Due to the procedures involved with such a damning action, it took 12 years for The Lancet to fully retract the report, leaving a lasting impact on public perception of vaccine safety. MMR vaccine uptake fell in the following years to well below the necessary level of 94 percent for herd immunity. According to the World Health Organisation (WHO), the percentage of the UK population receiving a vaccination against measles fell from 91 percent in 1997 to 81 percent in 2004. The uptake of other vaccines has continued to fall in recent years.

Wakefield was stricken from the UK medical register in 2010, however even without his status of credibility, he continues to campaign against the use of the MMR vaccine. When the report was released, he advocated for the use of separate vaccines for measles, mumps and rubella, but in recent years has turned toward other vaccine conspiracies.

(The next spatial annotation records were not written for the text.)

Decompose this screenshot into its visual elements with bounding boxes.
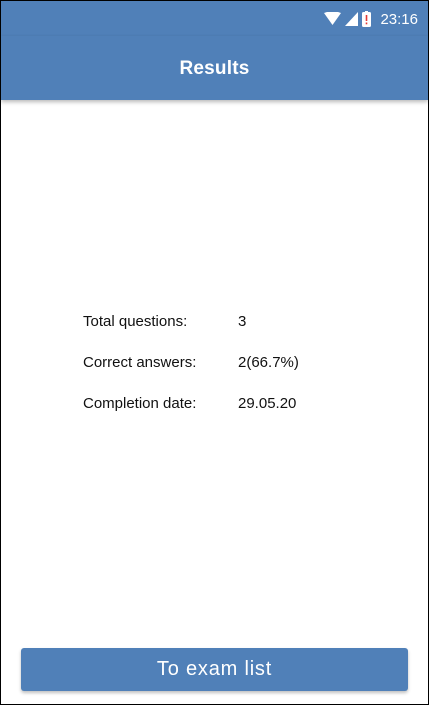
app-bar: Results [1,36,428,100]
status-time: 23:16 [380,10,418,28]
results-summary: Total questions: 3 Correct answers: 2(66… [83,313,338,436]
signal-icon [345,12,359,26]
result-label: Completion date: [83,395,197,412]
result-row-correct-answers: Correct answers: 2(66.7%) [83,354,338,395]
result-label: Correct answers: [83,354,197,371]
result-row-total-questions: Total questions: 3 [83,313,338,354]
to-exam-list-button[interactable]: To exam list [21,648,408,691]
result-label: Total questions: [83,313,188,330]
result-row-completion-date: Completion date: 29.05.20 [83,395,338,436]
app-screen: 23:16 Results Total questions: 3 Correct… [0,0,429,705]
status-bar: 23:16 [1,1,428,36]
result-value: 3 [238,313,247,330]
wifi-icon [324,12,342,26]
battery-alert-icon [362,11,372,27]
result-value: 29.05.20 [238,395,297,412]
page-title: Results [179,58,250,79]
status-icons: 23:16 [324,10,418,28]
result-value: 2(66.7%) [238,354,299,371]
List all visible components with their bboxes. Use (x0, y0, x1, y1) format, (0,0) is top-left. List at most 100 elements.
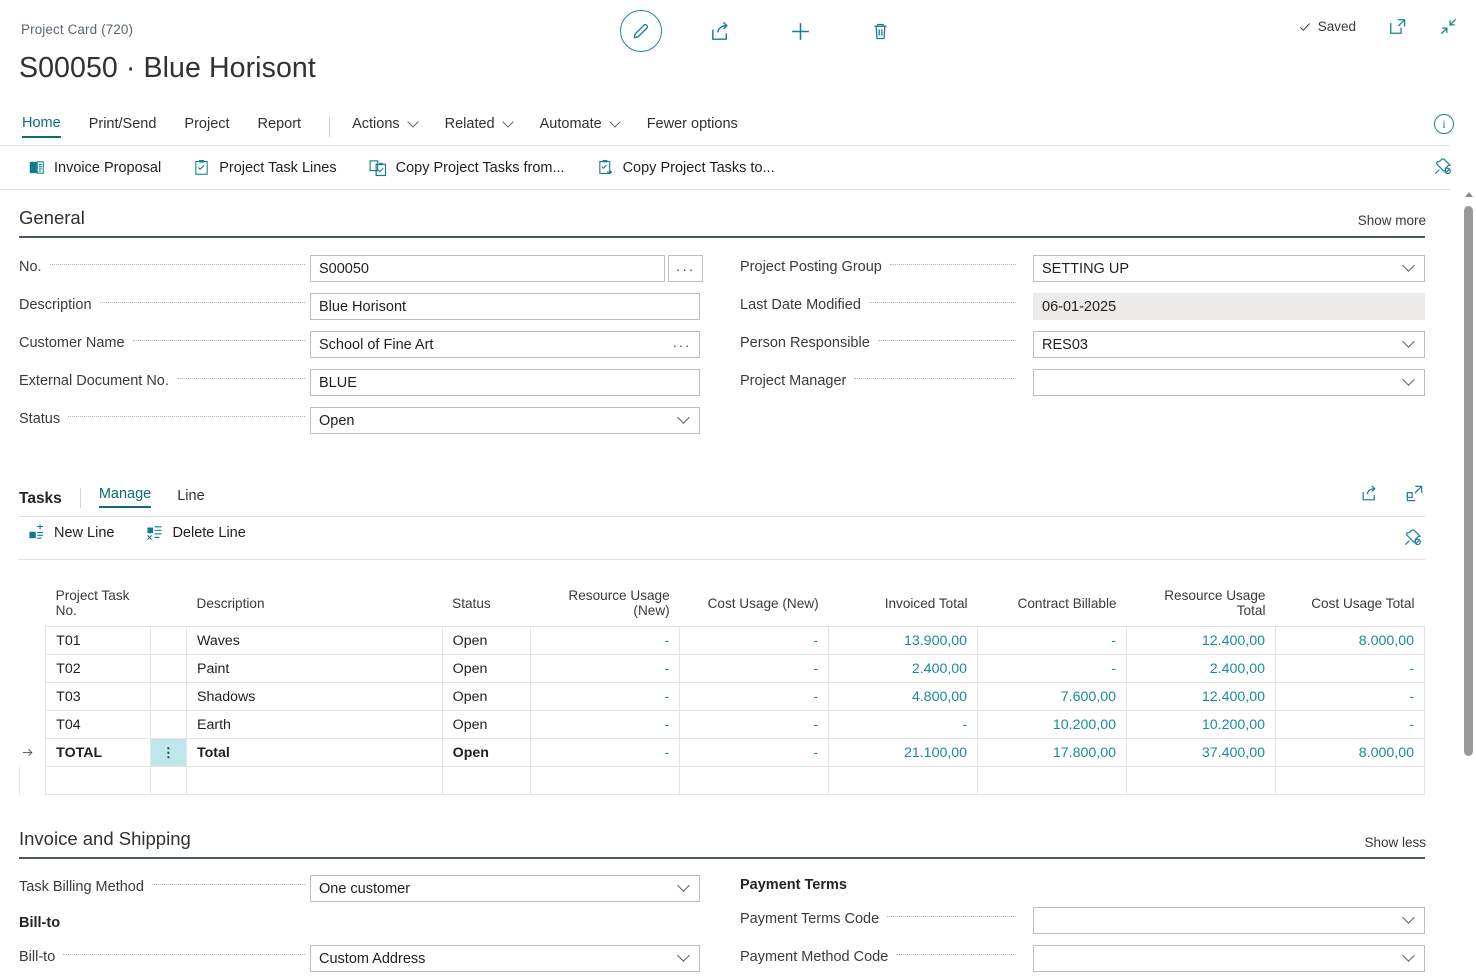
cell-cost-usage-total[interactable]: - (1274, 654, 1426, 683)
cell-resource-usage-new[interactable]: - (530, 654, 681, 683)
cell-row-menu[interactable] (149, 626, 188, 655)
table-row[interactable]: T01 Waves Open - - 13.900,00 - 12.400,00… (19, 626, 1426, 655)
cell-cost-usage-total[interactable]: - (1274, 682, 1426, 711)
cell-task-no[interactable]: T04 (45, 710, 151, 739)
chevron-down-icon[interactable] (677, 879, 690, 892)
cell-cost-usage-new[interactable]: - (679, 682, 830, 711)
tab-home[interactable]: Home (22, 115, 61, 138)
project-posting-group-dropdown[interactable]: SETTING UP (1033, 255, 1425, 282)
new-line-button[interactable]: New Line (28, 524, 114, 541)
cell-description[interactable]: Waves (186, 626, 443, 655)
chevron-down-icon[interactable] (1402, 373, 1415, 386)
cell-cost-usage-total[interactable]: - (1274, 710, 1426, 739)
chevron-down-icon[interactable] (1402, 335, 1415, 348)
cell-row-menu[interactable] (149, 766, 188, 795)
no-input[interactable]: S00050 (310, 255, 665, 282)
cell-task-no[interactable] (45, 766, 151, 795)
tab-report[interactable]: Report (258, 116, 302, 137)
cell-resource-usage-new[interactable]: - (530, 710, 681, 739)
status-dropdown[interactable]: Open (310, 407, 700, 434)
scroll-thumb[interactable] (1464, 206, 1473, 756)
cell-task-no[interactable]: T03 (45, 682, 151, 711)
chevron-down-icon[interactable] (677, 411, 690, 424)
cell-invoiced-total[interactable]: 2.400,00 (828, 654, 979, 683)
chevron-down-icon[interactable] (677, 949, 690, 962)
cell-resource-usage-total[interactable]: 2.400,00 (1126, 654, 1276, 683)
cell-cost-usage-new[interactable]: - (679, 654, 830, 683)
cell-status[interactable]: Open (441, 738, 532, 767)
cell-resource-usage-total[interactable]: 12.400,00 (1126, 682, 1276, 711)
chevron-down-icon[interactable] (1402, 259, 1415, 272)
unpin-icon[interactable] (1433, 157, 1452, 176)
cell-cost-usage-total[interactable]: 8.000,00 (1274, 626, 1426, 655)
table-row[interactable]: T03 Shadows Open - - 4.800,00 7.600,00 1… (19, 682, 1426, 711)
info-icon[interactable]: i (1434, 114, 1454, 134)
cell-cost-usage-total[interactable]: 8.000,00 (1274, 738, 1426, 767)
tasks-tab-manage[interactable]: Manage (98, 486, 152, 508)
menu-automate[interactable]: Automate (540, 116, 619, 137)
col-status[interactable]: Status (442, 588, 531, 627)
bill-to-dropdown[interactable]: Custom Address (310, 945, 700, 972)
cell-resource-usage-total[interactable]: 10.200,00 (1126, 710, 1276, 739)
customer-name-lookup-icon[interactable]: ··· (673, 337, 692, 353)
cell-status[interactable] (441, 766, 532, 795)
cell-status[interactable]: Open (441, 654, 532, 683)
external-document-no-input[interactable]: BLUE (310, 369, 700, 396)
cell-status[interactable]: Open (441, 710, 532, 739)
cell-invoiced-total[interactable]: 13.900,00 (828, 626, 979, 655)
payment-terms-code-dropdown[interactable] (1033, 907, 1425, 934)
invoice-proposal-button[interactable]: Invoice Proposal (28, 159, 161, 176)
col-project-task-no[interactable]: Project Task No. (45, 588, 151, 627)
col-cost-usage-total[interactable]: Cost Usage Total (1275, 588, 1425, 627)
cell-status[interactable]: Open (441, 626, 532, 655)
cell-row-menu[interactable] (149, 682, 188, 711)
no-assist-edit-button[interactable]: ··· (668, 255, 703, 282)
cell-task-no[interactable]: T02 (45, 654, 151, 683)
col-invoiced-total[interactable]: Invoiced Total (828, 588, 978, 627)
menu-actions[interactable]: Actions (352, 116, 417, 137)
delete-icon[interactable] (858, 9, 902, 53)
description-input[interactable]: Blue Horisont (310, 293, 700, 320)
copy-project-tasks-to-button[interactable]: Copy Project Tasks to... (597, 159, 775, 176)
chevron-down-icon[interactable] (1402, 911, 1415, 924)
tab-project[interactable]: Project (184, 116, 229, 137)
cell-contract-billable[interactable]: - (977, 626, 1128, 655)
share-grid-icon[interactable] (1360, 484, 1379, 503)
cell-description[interactable]: Earth (186, 710, 443, 739)
person-responsible-dropdown[interactable]: RES03 (1033, 331, 1425, 358)
tasks-tab-line[interactable]: Line (177, 488, 204, 508)
payment-method-code-dropdown[interactable] (1033, 945, 1425, 972)
tab-print-send[interactable]: Print/Send (89, 116, 157, 137)
customer-name-input[interactable]: School of Fine Art ··· (310, 331, 700, 358)
cell-cost-usage-new[interactable]: - (679, 738, 830, 767)
cell-row-menu[interactable] (149, 654, 188, 683)
cell-description[interactable]: Total (186, 738, 443, 767)
cell-row-menu[interactable]: ⋮ (149, 738, 188, 767)
col-resource-usage-new[interactable]: Resource Usage (New) (530, 588, 680, 627)
cell-resource-usage-new[interactable] (530, 766, 681, 795)
project-task-lines-button[interactable]: Project Task Lines (193, 159, 337, 176)
cell-cost-usage-total[interactable] (1274, 766, 1426, 795)
cell-task-no[interactable]: TOTAL (45, 738, 151, 767)
table-row-selected[interactable]: TOTAL ⋮ Total Open - - 21.100,00 17.800,… (19, 738, 1426, 767)
cell-description[interactable]: Paint (186, 654, 443, 683)
tasks-unpin-icon[interactable] (1403, 528, 1422, 547)
cell-invoiced-total[interactable] (828, 766, 979, 795)
cell-cost-usage-new[interactable] (679, 766, 830, 795)
cell-resource-usage-new[interactable]: - (530, 738, 681, 767)
cell-resource-usage-total[interactable] (1126, 766, 1276, 795)
open-in-excel-icon[interactable] (1405, 484, 1424, 503)
open-in-new-window-icon[interactable] (1388, 17, 1407, 36)
vertical-scrollbar[interactable] (1462, 192, 1476, 977)
cell-row-menu[interactable] (149, 710, 188, 739)
project-manager-dropdown[interactable] (1033, 369, 1425, 396)
cell-contract-billable[interactable]: - (977, 654, 1128, 683)
col-contract-billable[interactable]: Contract Billable (977, 588, 1127, 627)
edit-icon[interactable] (620, 10, 662, 52)
cell-resource-usage-new[interactable]: - (530, 626, 681, 655)
collapse-icon[interactable] (1439, 17, 1458, 36)
cell-contract-billable[interactable]: 17.800,00 (977, 738, 1128, 767)
table-row[interactable]: T02 Paint Open - - 2.400,00 - 2.400,00 - (19, 654, 1426, 683)
copy-project-tasks-from-button[interactable]: Copy Project Tasks from... (369, 159, 565, 177)
cell-cost-usage-new[interactable]: - (679, 710, 830, 739)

While discredited, he continues to profit from the controversy surrounding his report, including by writing, producing and directing 2016’s Vaxxed: From Cover-Up to Catastrophe which alleged that the Centre for Disease Control concealed data, proving a link between vaccines and autism. The documentary was withdrawn from the Tribeca film festival after public outrage.

Scepticism towards vaccines became a pressing issue during the Covid-19 pandemic. As of January 2023, over two years from the beginning of the vaccine rollout in the UK, only around 75 percent of the eligible population are fully vaccinated according to the WHO. The USA is lower still, at less than 70 percent. It is unknown what threshold must be met for herd immunity to Covid, but with new strains cropping up it seems unlikely that it will disappear at the current level of uptake.

Covid vaccines are treated with particular suspicion due to the speed with which they were created and tested. The MMR vaccine was introduced in 1988, 10 years before Wakefield’s report, and the fact that it was accepted at the time suggests a lack of certainty in approval procedures.

However, Wakefield did not invent scepticism of vaccines – the anti-vaccine movement has a long history, going back to the creation of a primitive smallpox innoculation in 1796. It was made compulsory in 1853 to immense controversy, and resulted in the forming of organisations such as the Anti-Vaccine League. Despite opposition, the rollout was a success, and smallpox was officially declared eradicated in 1980 by the World Health Assembly – to this day, the only disease to be eliminated purely by the use of vaccines.

General scepticism towards medical institutions may be partially motivated by some of the other high-profile errors and controversies that have occurred historically. The Thalidomide infant-mortality tragedy in the 1950s and the Tuskegee experiments, which only ended in 1972, reduced faith in the medical industry and cultivated public resentment. While the medical industry has improved in recent years, a long history of scientific missteps and malfeasance is difficult to escape. Vaccines in particular may remain a polarising issue for years to come.